Хотя общество и не основано на контракте и вся эта контрактная гипотеза, придуманная для объяснения социальных обязанностей, совершенно бесполезна, но тем не менее каждый, пользующийся покровительством общества, обязан за это вознаграждением, и самый уже тот факт, что индивидуум живет в обществе, делает для него неизбежным существование обязанности исполнять известные правила поведения по отношению к другим людям. Эти правила состоят, во-первых, в том, чтобы не нарушать интересов других людей, или, правильнее сказать, тех их интересов, которые положительный или подразумеваемый закон признает за ними, как право; а, во-вторых, они состоят в том, что каждый должен выполнять приходящуюся на его долю часть (что должно быть определено на каком-либо справедливом основании) трудов и жертв, необходимых для защиты общества или его членов от вреда и обид. Общество имеет полное право принудить к выполнению этих обязанностей, если бы кто-либо вознамерился от них освободиться. Но не в этом только заключается власть общества над индивидуумом. Действия индивидуума, и не нарушая никаких установленных прав, могут вредить интересам других людей или могут не принимать их в должное внимание: хотя индивидуум в этом случае и не подлежит легальной каре, но справедливо может быть наказан карою общественного мнения. Как скоро поступок человека вредит интересам других людей, то общество, без сомнения, имеет право вмешаться, и здесь может возникнуть только вопрос о том, вмешательство общества в данной случае будет ли полезно для общего блага или вредно. Но никакого подобного вопроса о пользе или вреде общественного вмешательства и не может быть в том случае, когда действия индивидуума не касаются ничьих интересов, кроме его собственных, или касаются только интересов тех людей, которые сами того желают (при этом подразумевается конечно, что люди эти находятся в совершенном возрасте и полном обладании своих способностей). Во всех такого рода случаях индивидууму должна быть предоставлена полная свобода, и легальная, и социальная, действовать по своему усмотрению на свой риск.
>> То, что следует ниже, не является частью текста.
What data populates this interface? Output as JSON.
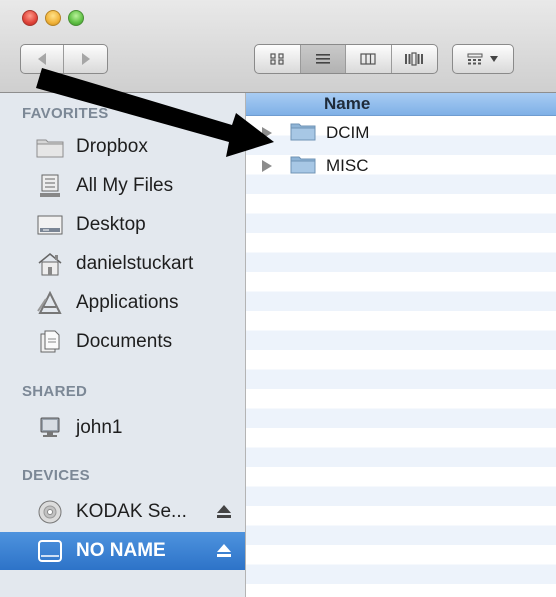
{
  "window": {
    "toolbar": {
      "nav_back_icon": "chevron-left-icon",
      "nav_forward_icon": "chevron-right-icon",
      "views": [
        "icon-view",
        "list-view",
        "column-view",
        "cover-flow-view"
      ],
      "active_view": "list-view",
      "arrange_icon": "arrange-icon"
    }
  },
  "sidebar": {
    "favorites_title": "FAVORITES",
    "favorites": [
      {
        "label": "Dropbox",
        "icon": "folder-icon"
      },
      {
        "label": "All My Files",
        "icon": "all-files-icon"
      },
      {
        "label": "Desktop",
        "icon": "desktop-icon"
      },
      {
        "label": "danielstuckart",
        "icon": "home-icon"
      },
      {
        "label": "Applications",
        "icon": "applications-icon"
      },
      {
        "label": "Documents",
        "icon": "documents-icon"
      }
    ],
    "shared_title": "SHARED",
    "shared": [
      {
        "label": "john1",
        "icon": "computer-icon"
      }
    ],
    "devices_title": "DEVICES",
    "devices": [
      {
        "label": "KODAK Se...",
        "icon": "disc-icon",
        "eject": true
      },
      {
        "label": "NO NAME",
        "icon": "drive-icon",
        "eject": true,
        "selected": true
      }
    ]
  },
  "main": {
    "column_name": "Name",
    "rows": [
      {
        "label": "DCIM",
        "icon": "folder-icon"
      },
      {
        "label": "MISC",
        "icon": "folder-icon"
      }
    ]
  },
  "colors": {
    "selection": "#2d73c8",
    "sidebar_bg": "#e3e8ee",
    "header_bg": "#a8ccf3",
    "stripe": "#edf3fb",
    "arrow": "#000000"
  }
}
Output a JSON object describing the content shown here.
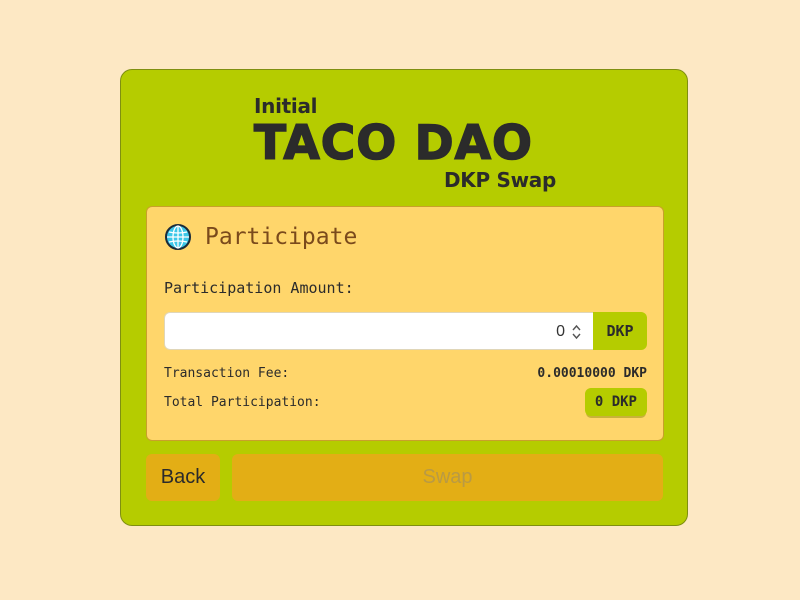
{
  "header": {
    "pre_title": "Initial",
    "title": "TACO DAO",
    "subtitle": "DKP Swap"
  },
  "participate": {
    "icon": "globe-icon",
    "title": "Participate",
    "amount_label": "Participation Amount:",
    "amount_value": "0",
    "unit": "DKP",
    "fee_label": "Transaction Fee:",
    "fee_value": "0.00010000 DKP",
    "total_label": "Total Participation:",
    "total_value": "0 DKP"
  },
  "actions": {
    "back_label": "Back",
    "swap_label": "Swap"
  },
  "colors": {
    "background": "#fde8c4",
    "card": "#b5cc00",
    "panel": "#ffd66b",
    "button": "#e3ae15",
    "text": "#2b2b2b"
  }
}
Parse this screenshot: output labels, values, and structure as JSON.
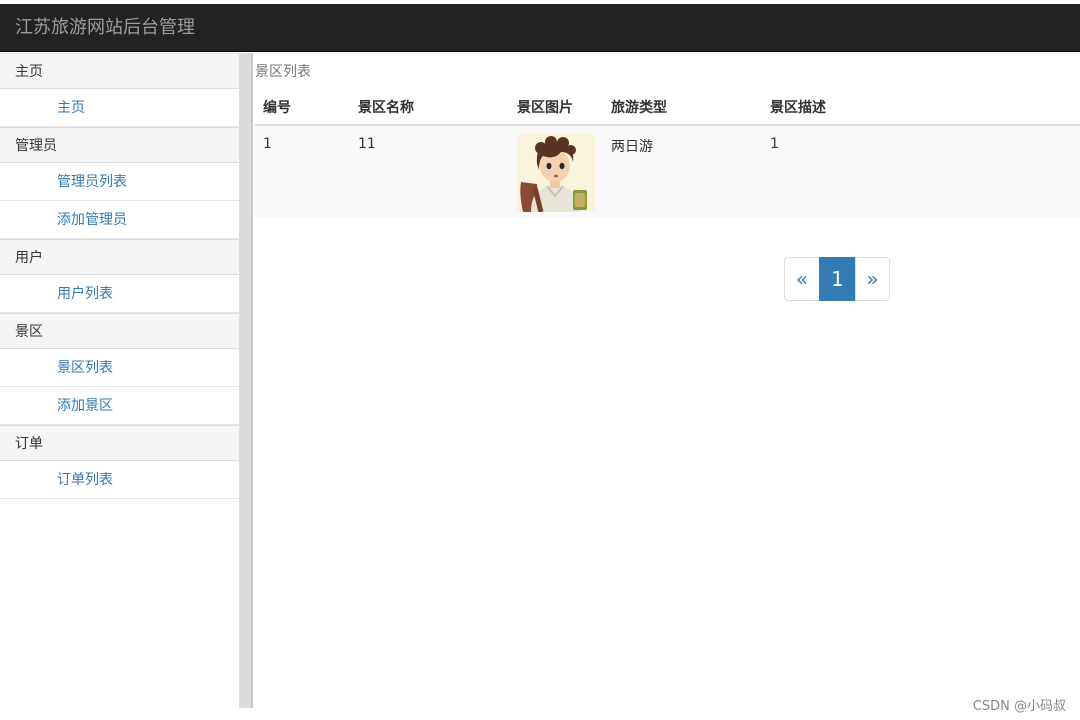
{
  "header": {
    "title": "江苏旅游网站后台管理"
  },
  "sidebar": {
    "sections": [
      {
        "title": "主页",
        "items": [
          "主页"
        ]
      },
      {
        "title": "管理员",
        "items": [
          "管理员列表",
          "添加管理员"
        ]
      },
      {
        "title": "用户",
        "items": [
          "用户列表"
        ]
      },
      {
        "title": "景区",
        "items": [
          "景区列表",
          "添加景区"
        ]
      },
      {
        "title": "订单",
        "items": [
          "订单列表"
        ]
      }
    ]
  },
  "main": {
    "breadcrumb": "景区列表",
    "table": {
      "headers": [
        "编号",
        "景区名称",
        "景区图片",
        "旅游类型",
        "景区描述"
      ],
      "rows": [
        {
          "id": "1",
          "name": "11",
          "image": "portrait-thumbnail",
          "type": "两日游",
          "description": "1"
        }
      ]
    },
    "pagination": {
      "prev": "«",
      "current": "1",
      "next": "»"
    }
  },
  "watermark": "CSDN @小码叔",
  "colors": {
    "topbar": "#222222",
    "link": "#337ab7",
    "active_page": "#337ab7"
  }
}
Мы имеем, конечно, полное право руководствоваться в поступках по отношению к известному индивидууму нашим дурным мнением о нем, - но только никак не в ущерб его индивидуальности, а не более как в пределах нашей собственной индивидуальной свободы. Так, например, мы не обязаны искать его общества, мы имеем право избегать его (но не высказывать этого явно), потому что имеем полное право избирать для себя то общество, которое нам более нравится. Мы имеем право, а может быть даже и обязанность, предостерегать от него других людей, если находим, что его пример или его разговор могут иметь дурное влияние. Во всем, в чем имеем право свободного выбора, мы можем оказывать предпочтение перед ним другим людям, с тем ограничением, впрочем, если это предпочтение не воздерживает нас от таких действий по отношению к нему, которые вели бы к его улучшению. Таким образом индивидуум может подвергаться весьма различным и весьма строгим карам от других людей за такие недостатки, которые непосредственно касаются только его самого; но он терпит эти кары только в той степени, в какой они непосредственно истекают из самих его недостатков, и подвергается им потому, что они составляют неизбежное, так сказать, естественное последствие его недостатков, а не потому, чтобы намеренно налагались на него, как наказание. Человек, который обнаруживает самонадеянность, упрямство, самодовольство, который не умеет довольствоваться умеренными средствами, не может воздержаться от вредных слабостей, предается чувственным наслаждениям в ущерб наслаждениям сердца и ума, - такой человек должен ожидать, что невысоко будет стоять во мнении других людей и не возбудит к себе большого расположения, и всякий ропот с его стороны будет совершенно неоснователен, если только не заслуживает он расположения людей какими-нибудь высокими социальными достоинствами и проявлению их не препятствуют те его личные недостоинства, которые касаются только его самого.